According to Gumbs, companies that did emergency repairs to the building in the aftermath of Hurricane Irma have still not been paid. These repairs were authorised at the time by the Préfecture’s crisis management centre, not by the Collectivité.
“The Collectivité didn’t receive any invoices which is true, because quotations were not approved and there were no purchase orders,” he explained. “Without the purchase order the companies could not make up an invoice, but the companies went ahead and did the work anyway.
“But things have got worse. The chill rooms are not functioning and there are issues with the electricity, air compressor and water heater. Contractors that we want to fix these problems won’t come back because they have not been paid. Nevertheless, we are doing our best to give service. It seems the Collectivité is not showing any direction, vision, interest or responsibility as the owner of the facility.”
Gumbs said he and ADEPPAL members did get to have a meeting two weeks ago with Vice-President Yawo Nuyiadzi, Elie Touze and Territorial Councillor Sophia Carti-Codrington, but it had not gone well.

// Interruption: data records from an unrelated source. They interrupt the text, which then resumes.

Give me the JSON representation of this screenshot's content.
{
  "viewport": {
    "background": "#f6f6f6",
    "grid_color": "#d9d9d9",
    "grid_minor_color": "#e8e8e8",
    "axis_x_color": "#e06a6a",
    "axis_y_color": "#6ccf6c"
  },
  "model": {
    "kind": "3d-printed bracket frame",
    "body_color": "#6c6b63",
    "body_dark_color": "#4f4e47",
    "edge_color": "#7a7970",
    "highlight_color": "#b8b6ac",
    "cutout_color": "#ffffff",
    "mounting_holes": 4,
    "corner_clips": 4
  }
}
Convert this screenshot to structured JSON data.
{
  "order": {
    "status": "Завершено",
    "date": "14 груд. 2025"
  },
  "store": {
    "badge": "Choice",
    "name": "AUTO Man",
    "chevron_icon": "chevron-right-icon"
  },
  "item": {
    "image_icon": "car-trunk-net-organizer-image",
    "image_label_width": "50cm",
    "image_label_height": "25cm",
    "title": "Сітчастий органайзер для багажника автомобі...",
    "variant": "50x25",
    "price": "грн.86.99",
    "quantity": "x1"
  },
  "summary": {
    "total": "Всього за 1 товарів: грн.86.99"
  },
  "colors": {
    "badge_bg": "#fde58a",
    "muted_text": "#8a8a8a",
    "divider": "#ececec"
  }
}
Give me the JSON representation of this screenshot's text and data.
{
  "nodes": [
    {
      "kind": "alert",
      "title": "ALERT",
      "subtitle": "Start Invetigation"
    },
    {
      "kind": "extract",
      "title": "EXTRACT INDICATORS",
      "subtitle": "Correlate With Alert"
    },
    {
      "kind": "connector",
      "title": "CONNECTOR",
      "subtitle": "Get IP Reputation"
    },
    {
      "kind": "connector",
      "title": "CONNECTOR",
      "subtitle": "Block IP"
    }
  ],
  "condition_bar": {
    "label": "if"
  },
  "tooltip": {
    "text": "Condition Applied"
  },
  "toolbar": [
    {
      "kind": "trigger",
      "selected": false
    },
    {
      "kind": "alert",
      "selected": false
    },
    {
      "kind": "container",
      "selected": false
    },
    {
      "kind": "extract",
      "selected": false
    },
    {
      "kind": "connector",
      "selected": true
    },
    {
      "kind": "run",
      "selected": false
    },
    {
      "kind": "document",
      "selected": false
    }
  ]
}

“We felt deceived. After having requested meetings and explaining our situation since January, the Collectivité was asking us what the problem was. It was like having no meeting at all. So, we are back to square one again with no solution. They’re telling us they are going to do a study on the abattoir. We are asking ourselves how can the Collectivité show such little interest in a sector that everyone wanted to see develop and let it go down the drain?”
SEABAT’s current management contract expires at the end of July 2018, after already being extended by one year, presenting another concern over who will manage the abattoir from that point on. If no solution is found quickly, the abattoir must close its doors.
Asked to respond to Gumbs’ complaints, Vice-President Yawo Nuyiadzi disagreed with his comments, insisting the Collectivité is acting on the abattoir.
“We have met with ADEPPAL and we are in the process of restructuring the abattoir in consultation with the State, because there are special issues to deal with over health and hygiene,” he said. “It’s very important technicians do the work correctly to conform to regulations. Everyone is in a hurry, but it needs to be done right.
“We are putting a budget in place for the financing. There were many public buildings damaged, people to be paid, but they have to wait. My point is we have not forgotten the abattoir or abandoned them. The technicians are working on it.”
On the question of the management contract, he said normally speaking a bid should be launched again but it may also be possible to renew or extend the contract with the manager, Emmanuel Gimenez Richardson.
He added he was unaware of the reasons companies that did emergency work to the abattoir could not get paid. Newly-appointed City Manager Magguy Gumbs suggested maybe it is the Préfecture’s responsibility to pay them since that was where the authorisation to carry out the work was made.